You can never say Evans doesn't try, you can see it etched all over his face.

But he did seem to take a longer off-season than usual following his TDF win, and a lot of that was PR stuff to capitalise on it. Early season, he didn't race as much as he's done in previous years.

I took Wiggins' remarks as meaning he'd kept his focus, and that having the Giro to aim for was a big factor in maintaining that.

1961BikiE | 11 years ago

it's going to be a good race, hopefully. Certainly think he'll get top four and will be great if it's numero uno. I think Sky may slightly surprise people in this race and TdF. From what I have seen they seem to be adding to their repertoire. Not a lot, but it seems from races I have seen that they are adding come aggression to the metronome.  4  39

crazy-legs | 11 years ago

I want Wiggins to win the Giro as much as anybody, I wish him the very best of luck in it.

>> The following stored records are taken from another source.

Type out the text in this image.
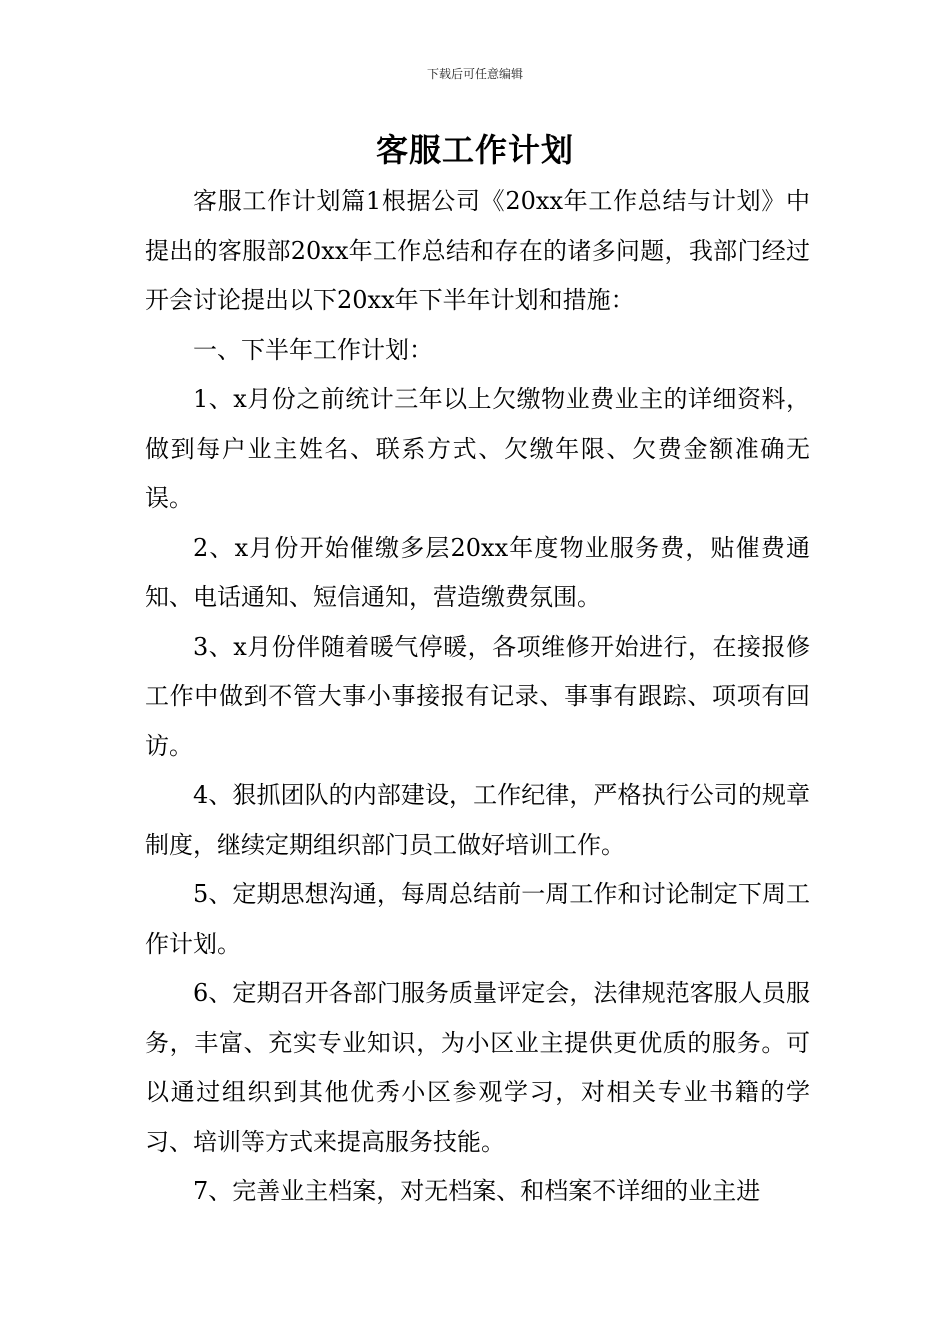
下载后可任意编辑
客服工作计划

客服工作计划篇1根据公司《20xx年工作总结与计划》中提出的客服部20xx年工作总结和存在的诸多问题，我部门经过开会讨论提出以下20xx年下半年计划和措施：

一、下半年工作计划：

1、x月份之前统计三年以上欠缴物业费业主的详细资料，做到每户业主姓名、联系方式、欠缴年限、欠费金额准确无误。

2、x月份开始催缴多层20xx年度物业服务费，贴催费通知、电话通知、短信通知，营造缴费氛围。

3、x月份伴随着暖气停暖，各项维修开始进行，在接报修工作中做到不管大事小事接报有记录、事事有跟踪、项项有回访。

4、狠抓团队的内部建设，工作纪律，严格执行公司的规章制度，继续定期组织部门员工做好培训工作。

5、定期思想沟通，每周总结前一周工作和讨论制定下周工作计划。

6、定期召开各部门服务质量评定会，法律规范客服人员服务，丰富、充实专业知识，为小区业主提供更优质的服务。可以通过组织到其他优秀小区参观学习，对相关专业书籍的学习、培训等方式来提高服务技能。

7、完善业主档案，对无档案、和档案不详细的业主进
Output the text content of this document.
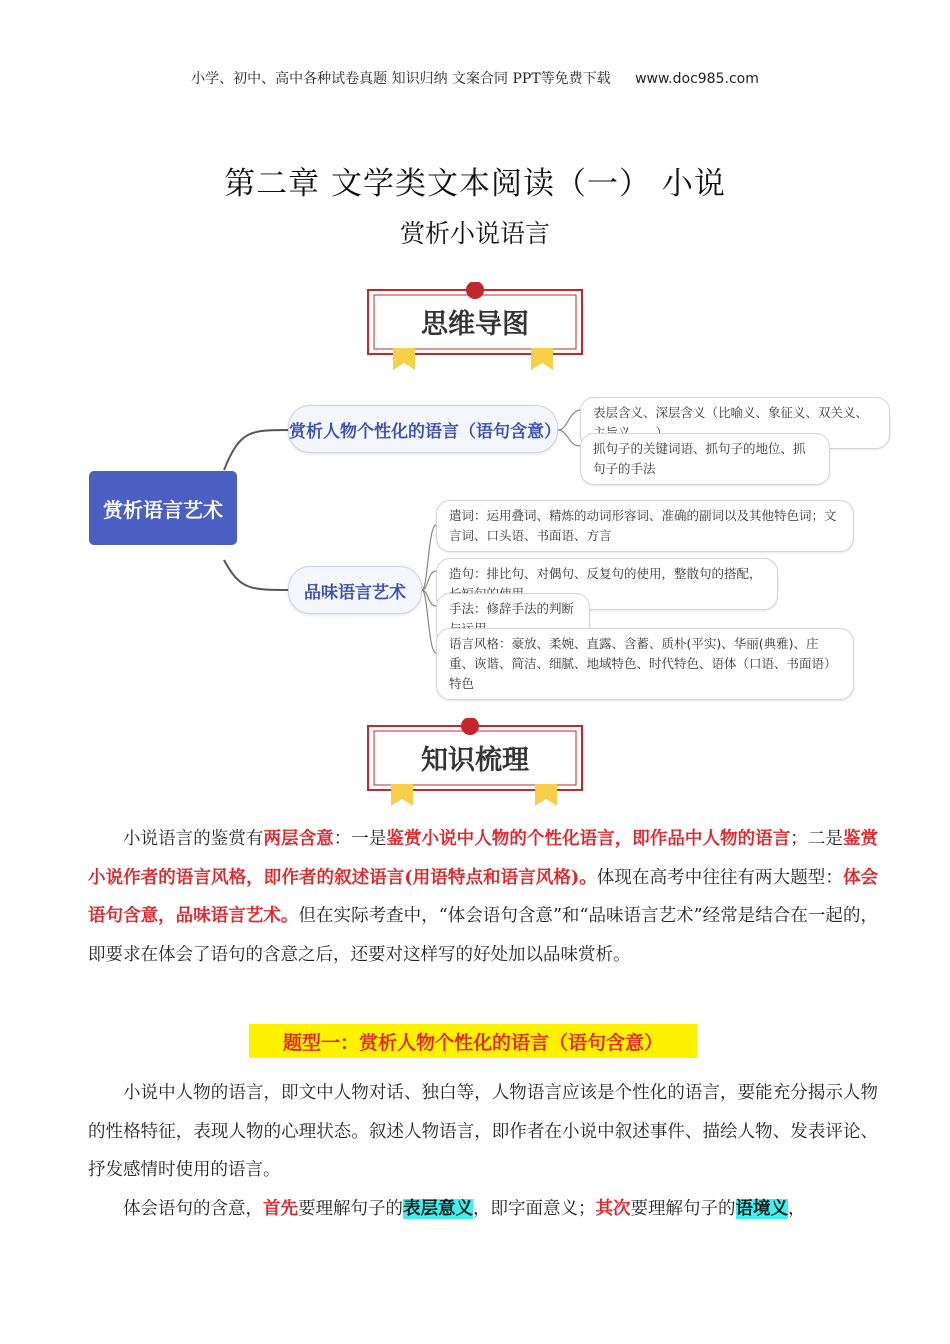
小学、初中、高中各种试卷真题 知识归纳 文案合同 PPT等免费下载 www.doc985.com
第二章 文学类文本阅读（一） 小说
赏析小说语言
思维导图
赏析语言艺术
赏析人物个性化的语言（语句含意）
表层含义、深层含义（比喻义、象征义、双关义、
抓句子的关键词语、抓句子的地位、抓句子的手法
品味语言艺术
遣词：运用叠词、精炼的动词形容词、准确的副词以及其他特色词；文言词、口头语、书面语、方言
造句：排比句、对偶句、反复句的使用，整散句的搭配，
手法：修辞手法的判断
语言风格：豪放、柔婉、直露、含蓄、质朴(平实)、华丽(典雅)、庄重、诙谐、简洁、细腻、地域特色、时代特色、语体（口语、书面语）特色
知识梳理

小说语言的鉴赏有两层含意：一是鉴赏小说中人物的个性化语言，即作品中人物的语言；二是鉴赏小说作者的语言风格，即作者的叙述语言(用语特点和语言风格)。体现在高考中往往有两大题型：体会语句含意，品味语言艺术。但在实际考查中，“体会语句含意”和“品味语言艺术”经常是结合在一起的，即要求在体会了语句的含意之后，还要对这样写的好处加以品味赏析。

题型一：赏析人物个性化的语言（语句含意）

小说中人物的语言，即文中人物对话、独白等，人物语言应该是个性化的语言，要能充分揭示人物的性格特征，表现人物的心理状态。叙述人物语言，即作者在小说中叙述事件、描绘人物、发表评论、抒发感情时使用的语言。

体会语句的含意，首先要理解句子的表层意义，即字面意义；其次要理解句子的语境义，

I know that these articles are as much about psychology as anything and a bit of publicity never goes amiss but in some respects it just sets you up for a bigger fall. Same as every year the papers shout "it's [insert British tennis player of choice] time to win Wimbledon, he can do it...oh no, he's crashed out again"

Seems to be the way of the world - set someone on a pedestal so high they can never meet expectations, then kick them when they fail.  2
I hope that's not the case here.

Simon_MacMichael replied to crazy-legs | 11 years ago
crazy-legs wrote:

I know that these articles are as much about psychology as anything and a bit of publicity never goes amiss but in some respects it just sets you up for a bigger fall. Same as every year the papers shout "it's [insert British tennis player of choice] time to win Wimbledon, he can do it...oh no, he's crashed out again"

Difference being that Wiggins has actually won the Tour now. Even then, I don't think there was ever the burden of expectation on him that there was on Henman and now on Murray to win Wimbledon.

Not sure anyone is putting him on a pedestal to knock him down. He can certainly win the Giro, it's a goal he's set, and we've all seen what Wiggins/Sky/British Cycling can do when they set a target.

Likewise, the prospect of Murray winning Wimbledon is a much more realistic one than Henman ever doing so - he is one of the world's leading four players and has now won a Grand Slam (in his 5th final), whereas Tiger Tim only briefly got a world no. 4 ranking, never even reached a Grand Slam final, and probably played above himself at Wimbledon most years.